Gud sighed and sat down on the stone again. "I suppose they would," he admitted, "and I suppose now that I have given you back your power of communication, you will be wanting to go down there and find a good medium and preach atheism through spirit messages, since you know what a fraud all their gods are."
"I shall do nothing of the sort," declared the old ghost. "Of course, if I could have had a great doctor like you to have restored my speech while I was yet alive, then I could have explained to my children just how it all started, and this folly would have never been. But it is too late now."
"What are you going to do?" asked Gud, for he saw that the old ghost had arisen with a very determined look on her face as if she surely meant to do something.
"I am going down there," she asserted; "but I shall not bother with any silly mediums.
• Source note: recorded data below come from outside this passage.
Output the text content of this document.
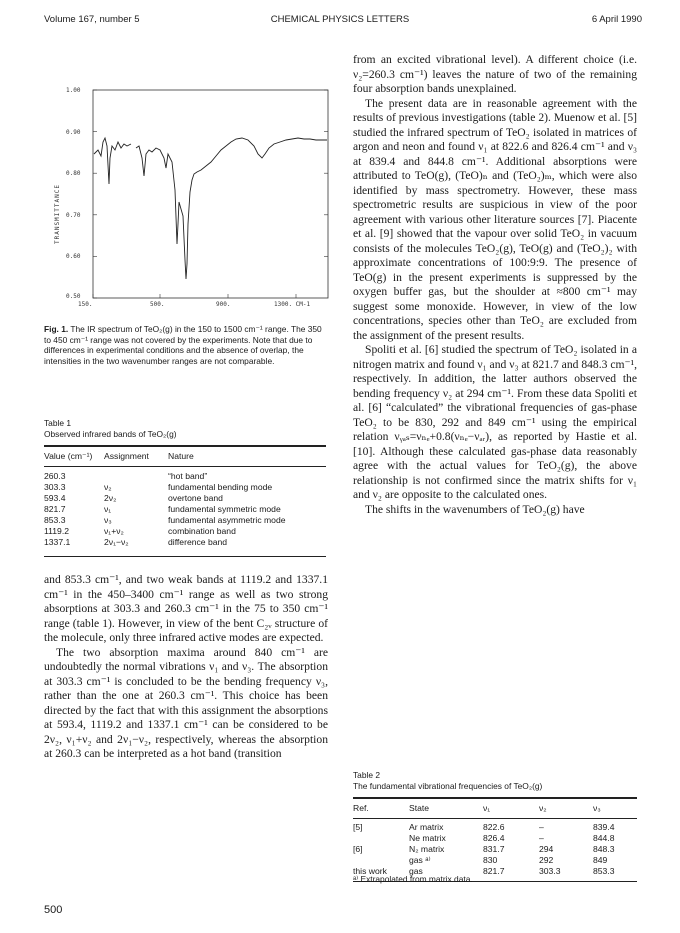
Volume 167, number 5	CHEMICAL PHYSICS LETTERS	6 April 1990
1.00
0.90
0.80
0.70
0.60
0.50
150.	500.	900.	1300. CM-1
TRANSMITTANCE
Fig. 1. The IR spectrum of TeO₂(g) in the 150 to 1500 cm⁻¹ range. The 350 to 450 cm⁻¹ range was not covered by the experiments. Note that due to differences in experimental conditions and the absence of overlap, the intensities in the two wavenumber ranges are not comparable.
Table 1
Observed infrared bands of TeO₂(g)
Value (cm⁻¹)	Assignment	Nature
260.3		“hot band”
303.3	ν₂	fundamental bending mode
593.4	2ν₂	overtone band
821.7	ν₁	fundamental symmetric mode
853.3	ν₃	fundamental asymmetric mode
1119.2	ν₁+ν₂	combination band
1337.1	2ν₁−ν₂	difference band

and 853.3 cm⁻¹, and two weak bands at 1119.2 and 1337.1 cm⁻¹ in the 450–3400 cm⁻¹ range as well as two strong absorptions at 303.3 and 260.3 cm⁻¹ in the 75 to 350 cm⁻¹ range (table 1). However, in view of the bent C₂ᵥ structure of the molecule, only three infrared active modes are expected.

The two absorption maxima around 840 cm⁻¹ are undoubtedly the normal vibrations ν₁ and ν₃. The absorption at 303.3 cm⁻¹ is concluded to be the bending frequency ν₃, rather than the one at 260.3 cm⁻¹. This choice has been directed by the fact that with this assignment the absorptions at 593.4, 1119.2 and 1337.1 cm⁻¹ can be considered to be 2ν₂, ν₁+ν₂ and 2ν₁−ν₂, respectively, whereas the absorption at 260.3 can be interpreted as a hot band (transition

from an excited vibrational level). A different choice (i.e. ν₂=260.3 cm⁻¹) leaves the nature of two of the remaining four absorption bands unexplained.

The present data are in reasonable agreement with the results of previous investigations (table 2). Muenow et al. [5] studied the infrared spectrum of TeO₂ isolated in matrices of argon and neon and found ν₁ at 822.6 and 826.4 cm⁻¹ and ν₃ at 839.4 and 844.8 cm⁻¹. Additional absorptions were attributed to TeO(g), (TeO)ₙ and (TeO₂)ₘ, which were also identified by mass spectrometry. However, these mass spectrometric results are suspicious in view of the poor agreement with various other literature sources [7]. Piacente et al. [9] showed that the vapour over solid TeO₂ in vacuum consists of the molecules TeO₂(g), TeO(g) and (TeO₂)₂ with approximate concentrations of 100:9:9. The presence of TeO(g) in the present experiments is suppressed by the oxygen buffer gas, but the shoulder at ≈800 cm⁻¹ may suggest some monoxide. However, in view of the low concentrations, species other than TeO₂ are excluded from the assignment of the present results.

Spoliti et al. [6] studied the spectrum of TeO₂ isolated in a nitrogen matrix and found ν₁ and ν₃ at 821.7 and 848.3 cm⁻¹, respectively. In addition, the latter authors observed the bending frequency ν₂ at 294 cm⁻¹. From these data Spoliti et al. [6] “calculated” the vibrational frequencies of gas-phase TeO₂ to be 830, 292 and 849 cm⁻¹ using the empirical relation νᵧₐₛ=νₙₑ+0.8(νₙₑ−νₐᵣ), as reported by Hastie et al. [10]. Although these calculated gas-phase data reasonably agree with the actual values for TeO₂(g), the above relationship is not confirmed since the matrix shifts for ν₁ and ν₂ are opposite to the calculated ones.

The shifts in the wavenumbers of TeO₂(g) have

Table 2
The fundamental vibrational frequencies of TeO₂(g)
Ref.	State	ν₁	ν₂	ν₃
[5]	Ar matrix	822.6	–	839.4
	Ne matrix	826.4	–	844.8
[6]	N₂ matrix	831.7	294	848.3
	gas ᵃ⁾	830	292	849
this work	gas	821.7	303.3	853.3

ᵃ⁾ Extrapolated from matrix data.
500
I am going to materialize as a woman of great wealth and beauty, and I am going to captivate and hire the best sculptors and architects in the land, and under my direction they will build an enormous fine temple and set up a great idol, the splendor of which that miserable world has never seen—"
"Just what kind of an idol?" interrupted Gud.
"An image of Bahgung, of course," cried the old ghost. "What else would you suppose? Wasn't he the first of all their idols, and the best of all them?"
"But—" said the astonished Gud, "I thought that you did not believe in that idol and disliked to see your children worship him."
"So I did, in a way, because it was only a crude, wooden carving that my silly husband had made with his jack-knife—but Bahgung was a great god for all of that. Why, didn't he heal my youngest child of that terrible fever when I prayed to him that fearful night? And didn't he tear the great stone from the cliff that rolled down and killed the tiger? And didn't he—"
But Gud heard no more, for he was racing madly through the ether and pinching himself to see if he were real.